Many would rather avoid a serious discussion of abortion. Some economic conservatives see the issue as a distraction from the serious business of winning elections and getting the economy back on track.
Social liberals see such a discussion as itself a threat to a settled right declared by the Supreme Court nearly 50 years ago and relied on by women and abortionists ever since, no matter how shaky the legal basis for the decision. Many find the whole subject too grisly and unpleasant to bring up, or too tied to the experiences or views of loved family members.
The Texas Heartbeat Act reminds us that abortion stops a human heart. It brings the abortion debate back to the heart of political life and moral concern, from which the court’s rulings supposedly had banished it.
While President Joe Biden calls the Texas Heartbeat Act “extreme,” the present abortion regime that Roe v. Wade imposed on all states in 1973 is one of the most extreme in the world.
The Texas law was crafted to evade the legal maneuvers that have stymied other states’ efforts to restrict or prohibit abortion after the prenatal child had a detectable heartbeat.
The Texas law’s unusual provisions—such as prohibiting state officials from enforcing it but allowing a private citizen to bring a civil action in state court against anyone who performs or knowingly aids or abets a post-heartbeat abortion—were crafted to bypass the legal maneuvers that had stopped similar heartbeat measures in other states.
The Supreme Court’s decision in this case was deliberately limited in scope. It doesn’t address the substance of the Texas law or preclude other challenges to it. The court is already scheduled to hear a challenge (Dobbs v. Jackson Women’s Health Organization) to the Mississippi law that bans most abortions after the 15th week of pregnancy when the prenatal child can feel pain.
Until now, the pro-abortion forces have stifled debate on the nature and morality of abortion itself. Planned Parenthood and its supporters insist that the issue of abortion has been settled as a result of prior Supreme Court decisions (Roe and Doe in 1973, and Casey in 1992). It has covered the subject with euphemisms about the nature of abortion (terms like “women’s reproductive health”), an increasingly extreme embrace, even celebration, of the fatal procedure, and with misinformation about the science of embryology and the history of abortion law prior to Roe (the myth of tens of thousands of mothers’ deaths due to back-alley, coat-hanger abortions).
The Texas Heartbeat Act
Proponents of unrestricted abortion, like others who have sought to exclude the vulnerable—such as slaves, the old and infirm, those with disabilities—from basic human rights, use language that treats a whole class of individuals as less than fully human. They deny the scientific and moral reality that our individual human lives begin at conception.The Texas Heartbeat Act insists in its very name that children in the womb are no less human than the rest of us. Ultrasound enables us to see that. Seeing the beating heart of our child and its recognizably human form, we understand that abortion involves not simply the removal of human tissue or the “products of conception” but the killing of another human being.
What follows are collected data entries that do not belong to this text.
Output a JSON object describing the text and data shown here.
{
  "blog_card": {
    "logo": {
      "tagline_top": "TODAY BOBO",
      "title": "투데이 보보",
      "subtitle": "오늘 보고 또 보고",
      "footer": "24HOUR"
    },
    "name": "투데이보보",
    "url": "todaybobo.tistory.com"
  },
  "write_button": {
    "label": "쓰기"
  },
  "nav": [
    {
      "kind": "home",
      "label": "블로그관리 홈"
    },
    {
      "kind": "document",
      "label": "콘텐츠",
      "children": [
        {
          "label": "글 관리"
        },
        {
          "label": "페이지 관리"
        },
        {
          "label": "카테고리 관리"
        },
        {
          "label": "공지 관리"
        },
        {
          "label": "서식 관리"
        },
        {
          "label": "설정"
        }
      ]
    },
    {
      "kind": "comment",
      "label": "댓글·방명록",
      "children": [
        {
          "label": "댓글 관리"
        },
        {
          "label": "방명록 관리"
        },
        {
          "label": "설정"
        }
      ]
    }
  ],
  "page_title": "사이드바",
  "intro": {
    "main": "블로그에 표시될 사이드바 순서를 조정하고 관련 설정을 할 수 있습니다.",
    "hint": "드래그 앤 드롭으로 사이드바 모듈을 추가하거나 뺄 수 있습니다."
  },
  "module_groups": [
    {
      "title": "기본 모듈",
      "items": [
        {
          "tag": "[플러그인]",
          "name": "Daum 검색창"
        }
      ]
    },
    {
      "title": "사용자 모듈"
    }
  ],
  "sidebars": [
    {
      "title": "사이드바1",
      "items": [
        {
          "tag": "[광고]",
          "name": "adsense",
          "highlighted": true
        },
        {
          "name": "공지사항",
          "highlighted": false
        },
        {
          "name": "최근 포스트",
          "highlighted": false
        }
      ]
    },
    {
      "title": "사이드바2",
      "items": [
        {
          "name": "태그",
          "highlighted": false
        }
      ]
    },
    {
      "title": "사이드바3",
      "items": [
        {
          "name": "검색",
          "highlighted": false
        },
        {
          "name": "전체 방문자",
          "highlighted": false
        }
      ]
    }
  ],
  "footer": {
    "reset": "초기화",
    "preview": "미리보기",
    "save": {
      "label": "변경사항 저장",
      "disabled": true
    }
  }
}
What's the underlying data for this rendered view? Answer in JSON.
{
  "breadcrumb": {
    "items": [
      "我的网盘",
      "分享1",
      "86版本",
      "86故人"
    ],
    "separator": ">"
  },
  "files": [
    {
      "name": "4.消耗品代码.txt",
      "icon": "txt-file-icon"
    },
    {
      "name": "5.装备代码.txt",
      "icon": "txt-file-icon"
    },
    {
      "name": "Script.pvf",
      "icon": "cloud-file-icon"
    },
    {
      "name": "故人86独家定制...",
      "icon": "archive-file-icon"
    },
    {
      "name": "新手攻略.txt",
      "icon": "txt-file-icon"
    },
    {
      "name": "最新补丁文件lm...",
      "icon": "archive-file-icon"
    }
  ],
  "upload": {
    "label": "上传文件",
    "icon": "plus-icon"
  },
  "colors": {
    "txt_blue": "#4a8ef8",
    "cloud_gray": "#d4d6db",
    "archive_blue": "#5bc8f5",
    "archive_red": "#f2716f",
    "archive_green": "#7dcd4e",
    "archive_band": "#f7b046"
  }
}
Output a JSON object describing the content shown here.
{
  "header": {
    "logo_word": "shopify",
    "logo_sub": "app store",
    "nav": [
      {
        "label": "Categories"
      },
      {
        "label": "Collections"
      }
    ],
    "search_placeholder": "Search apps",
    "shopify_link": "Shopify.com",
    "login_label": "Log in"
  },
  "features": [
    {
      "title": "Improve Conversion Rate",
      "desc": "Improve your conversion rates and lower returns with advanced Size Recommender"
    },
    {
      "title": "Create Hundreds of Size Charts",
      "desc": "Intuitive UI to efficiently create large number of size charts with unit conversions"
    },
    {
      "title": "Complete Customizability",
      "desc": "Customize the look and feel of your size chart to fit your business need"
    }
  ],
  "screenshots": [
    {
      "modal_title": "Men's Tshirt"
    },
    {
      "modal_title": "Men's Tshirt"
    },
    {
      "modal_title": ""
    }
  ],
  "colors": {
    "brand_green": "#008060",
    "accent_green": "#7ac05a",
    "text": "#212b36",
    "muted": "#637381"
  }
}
We all began life as a new, genetically distinct organism, whether we believe it or not. We are the same individual who, absent premature death by disease, accident, or being killed, develops through life first in and then outside the womb, as an infant, child, adolescent, and adult, in that order.
Time for a Real Debate
Roe didn’t express any kind of national consensus, growing or actual, about abortion. Laws restricting abortion were getting more, not less restrictive, as we learned more about human development at the embryo stage of life.The liberal, pro-choice legal scholar Laurence Tribe said, “One of the most curious things about Roe is that, behind its own verbal smokescreen, the substantive judgment on which it rests is nowhere to be found.”
The taking of innocent human life in any circumstances is a grave matter, much as we may wish to turn away from it, prettify the act, and dehumanize the victims with euphemisms and pseudoscience. The slaughter of innocents in their millions since Roe and its obfuscation by courts, abortion activists, and media corrupts our whole moral and political life. It’s time to talk about it. Come, let us reason together.